あっさり見捨てられたノーラはじりじりと近づくインプ軍団に、一歩も動けない距離まで迫られた。
『キキキッ! キーッ!』
威嚇するような声に、頭を抱えていやあああと涙目になる。
一発攻撃を受ければ、おそらく終わりであろう。
恐怖に立ちすくむばかりだった。
するとインプは……ギュウギュウとノーラを押しつけるまでになって、密着した。
一分の隙もない。
「ちょ、ちょっと、苦しいよ、うう!」
ノーラは圧迫感にうめき、苦悶を浮かべる。
苦しい。
いつ襲われるのか、それともこのまま挟まれて死んでしまうのか、そんな恐怖におびえた。
するとインプたちはノーラを押しつけつつ、同時に手を伸ばしてきた。
何かと思ったら……今度は体をまさぐりはじめた。
「!? えっ、ちょっと、あの、わ!」
ぐりぐり、と変な手つきでノーラの体の各所を触っているのだった。
「わああ、あの、どこ触ってんのっ、やめっ」
涙を浮かべながら叫ぶ。
だがインプに言って聞くわけもない。
襲われるだけじゃない、まさか、こんなことまで――? ノーラはそんな予想をして、一気に絶望のどん底にたたき落とされる気がした。
『キキキ』
次第に胸のあたりまでもそもそと触られかけて、ぎゃあああ! と盛大な悲鳴を出したが……そのときだった。
急にインプが、手をゆるめた。
助け……と言っていたノーラはきょとんとする。
インプは、モンスターの顔の中にもどこか微妙な表情を滲ませていた。
『マナイタ、マナイタ……』
「……え?」
『ヘイメン、タイラカ……』
「……」
『……、ムネ……』
「……うるさぁぁぁぁぁあぁあああああああああいいっ!?」
ぐしゃっ。
ノーラは涙を浮かべながら、切れ気味にインプの眼球にかかとをめり込ませた。
『キキィッ!? グ、グォオオッ?』
「なによぉおおおおおっ!?」
いっとき、インプは顔を押さえて苦悶したようにうめいた。
だが、レベル1の村娘の蹴りではモンスターを倒せるはずもない。
すぐに目から手を離して、再びノーラを襲ってこようとした。
今度はなぜか体を触ったりはせず、敵意をみなぎらせて爪を伸ばしてきた。
「わ、わあああああもう!?」
びゅん!
ノーラは焦りと憤慨に動かされて、奇跡的に爪攻撃をしゃがんでよけた。
乱れたインプたちの囲いを、這いつくばって抜け出すと、わああああああ!? と叫びながらインプの背中に蹴りをたたき込んだ。
『キィッ!』
ダメージはないようだったが、それでインプが前のめりに倒れて周りの三匹の行動を抑制した。
その隙にノーラは涙目のままに草原を疾走し始めた。
本能的退避である。
「もうやだぁあああああああ!」
全速力で駆けていると、視界に入ったユーリが、ブライアンを抱えながら冷静に指していた。
「ノーラ。

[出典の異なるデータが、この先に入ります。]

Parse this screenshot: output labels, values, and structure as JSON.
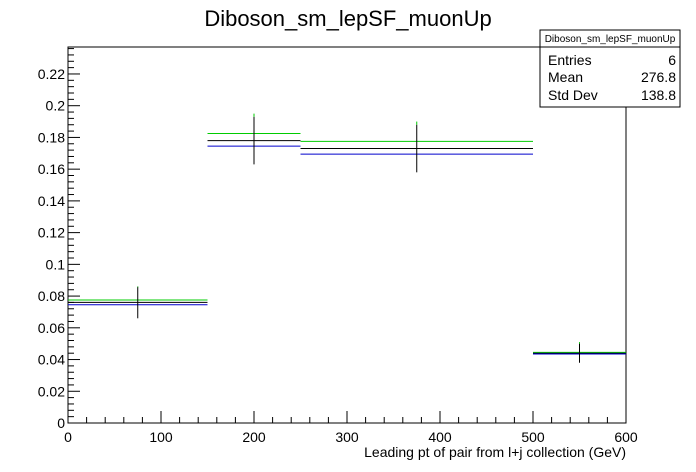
{
  "chart_data": {
    "type": "step-histogram",
    "title": "Diboson_sm_lepSF_muonUp",
    "xlabel": "Leading pt of pair from l+j collection (GeV)",
    "ylabel": "",
    "xlim": [
      0,
      600
    ],
    "ylim": [
      0,
      0.237
    ],
    "x_ticks": [
      0,
      100,
      200,
      300,
      400,
      500,
      600
    ],
    "y_ticks": [
      0,
      0.02,
      0.04,
      0.06,
      0.08,
      0.1,
      0.12,
      0.14,
      0.16,
      0.18,
      0.2,
      0.22
    ],
    "y_tick_labels": [
      "0",
      "0.02",
      "0.04",
      "0.06",
      "0.08",
      "0.1",
      "0.12",
      "0.14",
      "0.16",
      "0.18",
      "0.2",
      "0.22"
    ],
    "bins": [
      {
        "low": 0,
        "high": 150,
        "center": 75
      },
      {
        "low": 150,
        "high": 250,
        "center": 200
      },
      {
        "low": 250,
        "high": 500,
        "center": 375
      },
      {
        "low": 500,
        "high": 600,
        "center": 550
      }
    ],
    "series": [
      {
        "color": "#00cc00",
        "values": [
          0.0775,
          0.1825,
          0.1775,
          0.0445
        ]
      },
      {
        "color": "#000000",
        "values": [
          0.076,
          0.178,
          0.173,
          0.044
        ]
      },
      {
        "color": "#0000cc",
        "values": [
          0.0745,
          0.1745,
          0.1695,
          0.0435
        ]
      }
    ],
    "error_bars": {
      "color": "#000000",
      "values": [
        0.076,
        0.178,
        0.173,
        0.044
      ],
      "lower": [
        0.066,
        0.163,
        0.158,
        0.038
      ],
      "upper": [
        0.086,
        0.193,
        0.188,
        0.05
      ]
    },
    "green_error_tips": [
      0.0855,
      0.195,
      0.19,
      0.051
    ],
    "stats_box": {
      "title": "Diboson_sm_lepSF_muonUp",
      "rows": [
        {
          "label": "Entries",
          "value": "6"
        },
        {
          "label": "Mean",
          "value": "276.8"
        },
        {
          "label": "Std Dev",
          "value": "138.8"
        }
      ]
    },
    "grid": false,
    "legend": "none"
  }
}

村は反対だよ」
「ああああぁあん、あ、こっち!? わああああん!」
くるりときびすを返してまた全力疾走するノーラだった。
ユーリは何とも言えない表情をしていたが、そんなことを気にする暇もないままにノーラは村につっこんで近くの家の壁に激突して止まった。
額からぽたぽたと血を流しながら、よろめいて地面に手をついた。
あとに残ったのは悲しみだった。